Check the following to see if you can diagnose why people left without converting:

  • Page speed: How fast is the page loading? If it takes too long to load, people won’t wait and you’ll get a click without the conversion. Former Google employee Mile Oye says, two seconds It is the minimum to accept an e-commerce website. At Google, we aim for less than half a second.”
  • Design: Is it confusing to come to your website? Whenever I visit a website I will leave it without even absorbing the content if it is too overwhelming. What I mean by very tired is a pop up box that takes 3/4 of the page and it’s not clear how I can close it, site with 90% text and no clear path on which text box to read first, autoplaying videos only to freeze within the first 2 seconds to Three seconds. If you think your design is great and it still isn’t getting conversions, submit the site to 10 different people (a variety of people) and collect feedback.
  • content: Is what they click on what they will actually get from the landing page/website? If you promise a 50% off coupon and send users to a “new shoes” category page, you won’t be so shocked when you get a ton of clicks and no conversions. Make your message really match the content of the page.

7. Grammatical errors


The to-do list is piling up and we need to post that bit of content, like yesterday. So, we put it together and add the final pieces, give it a little bit of a trademark feel and then send it off.

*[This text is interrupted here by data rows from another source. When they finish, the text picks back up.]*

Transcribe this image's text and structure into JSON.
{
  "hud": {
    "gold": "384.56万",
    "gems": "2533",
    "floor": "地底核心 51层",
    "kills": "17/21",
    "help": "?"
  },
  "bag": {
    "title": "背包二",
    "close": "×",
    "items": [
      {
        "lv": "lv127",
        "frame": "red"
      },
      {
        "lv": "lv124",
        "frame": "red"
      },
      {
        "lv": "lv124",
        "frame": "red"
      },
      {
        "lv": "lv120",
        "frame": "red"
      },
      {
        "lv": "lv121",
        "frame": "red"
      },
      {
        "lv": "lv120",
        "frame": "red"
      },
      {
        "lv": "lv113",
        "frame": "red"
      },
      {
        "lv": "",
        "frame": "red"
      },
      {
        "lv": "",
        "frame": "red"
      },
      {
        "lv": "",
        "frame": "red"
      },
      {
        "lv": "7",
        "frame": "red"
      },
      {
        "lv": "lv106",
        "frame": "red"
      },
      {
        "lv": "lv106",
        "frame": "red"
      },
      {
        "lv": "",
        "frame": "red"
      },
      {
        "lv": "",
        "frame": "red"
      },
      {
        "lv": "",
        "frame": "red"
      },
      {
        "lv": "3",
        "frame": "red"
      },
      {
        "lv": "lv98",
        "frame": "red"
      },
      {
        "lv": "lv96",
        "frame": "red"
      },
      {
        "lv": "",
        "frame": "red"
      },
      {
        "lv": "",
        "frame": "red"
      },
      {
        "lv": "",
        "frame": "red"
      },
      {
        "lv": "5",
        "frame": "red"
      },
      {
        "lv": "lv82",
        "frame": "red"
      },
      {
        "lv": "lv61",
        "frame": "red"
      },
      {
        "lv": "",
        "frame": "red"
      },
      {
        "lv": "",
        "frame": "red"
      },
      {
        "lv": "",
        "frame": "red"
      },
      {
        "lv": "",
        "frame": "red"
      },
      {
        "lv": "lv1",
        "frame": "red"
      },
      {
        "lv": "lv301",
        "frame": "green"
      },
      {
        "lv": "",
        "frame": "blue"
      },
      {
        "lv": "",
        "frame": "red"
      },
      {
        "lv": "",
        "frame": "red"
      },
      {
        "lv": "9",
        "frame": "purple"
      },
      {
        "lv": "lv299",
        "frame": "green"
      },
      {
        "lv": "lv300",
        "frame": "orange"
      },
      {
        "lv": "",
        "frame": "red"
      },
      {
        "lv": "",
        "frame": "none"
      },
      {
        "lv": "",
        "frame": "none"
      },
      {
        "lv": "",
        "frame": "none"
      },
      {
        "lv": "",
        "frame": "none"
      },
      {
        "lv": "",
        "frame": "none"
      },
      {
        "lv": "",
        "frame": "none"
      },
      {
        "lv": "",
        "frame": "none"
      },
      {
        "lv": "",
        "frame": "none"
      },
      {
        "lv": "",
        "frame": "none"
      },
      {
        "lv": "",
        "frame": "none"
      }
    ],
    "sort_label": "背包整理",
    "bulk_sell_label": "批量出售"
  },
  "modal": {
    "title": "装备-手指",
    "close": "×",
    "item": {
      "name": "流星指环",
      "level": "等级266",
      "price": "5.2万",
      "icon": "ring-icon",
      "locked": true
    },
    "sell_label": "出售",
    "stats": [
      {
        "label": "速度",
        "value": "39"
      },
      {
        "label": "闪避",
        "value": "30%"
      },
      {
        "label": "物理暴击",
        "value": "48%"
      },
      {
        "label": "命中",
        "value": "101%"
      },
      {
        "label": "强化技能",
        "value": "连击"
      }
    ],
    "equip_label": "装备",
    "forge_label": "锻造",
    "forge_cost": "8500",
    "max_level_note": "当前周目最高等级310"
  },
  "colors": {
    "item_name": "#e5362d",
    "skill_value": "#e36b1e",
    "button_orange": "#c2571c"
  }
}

Within about 24.5 seconds, your phone goes off with a Twitter notification mentioning the brand and a screenshot of the subject line reading, “How to handle technical SEO on a low budget.” Your heart is sinking, but you are not the only one.

“Oopsie” subject lines, social media post corrections, and ad headline errors happen all the time.

how do I deal with


I promise it takes a lot less time just to re-read your copy before publishing or ask a colleague to check it than it does to send out an apology letter on social media, an email newsletter, and restart the campaign.

Don’t be proud of being perfect. We are all human and mistakes happen, but fewer errors will happen if you take an extra minute and double check your work before publishing.


Have you noticed that most of the “how-to” tips in this article are ways to improve organization or set clearer expectations?

Working in digital marketing can be incredibly stressful, so you’ll need to think about how you can eliminate or reduce the parts that don’t excite you.

Whether it’s careful design processes or learning to let go and delegate, whatever works for you, just make sure you stick with it.

More resources:

  • 15 of the best digital marketing tools and why we love them
  • Is it still worth getting a Digital Marketing Certificate?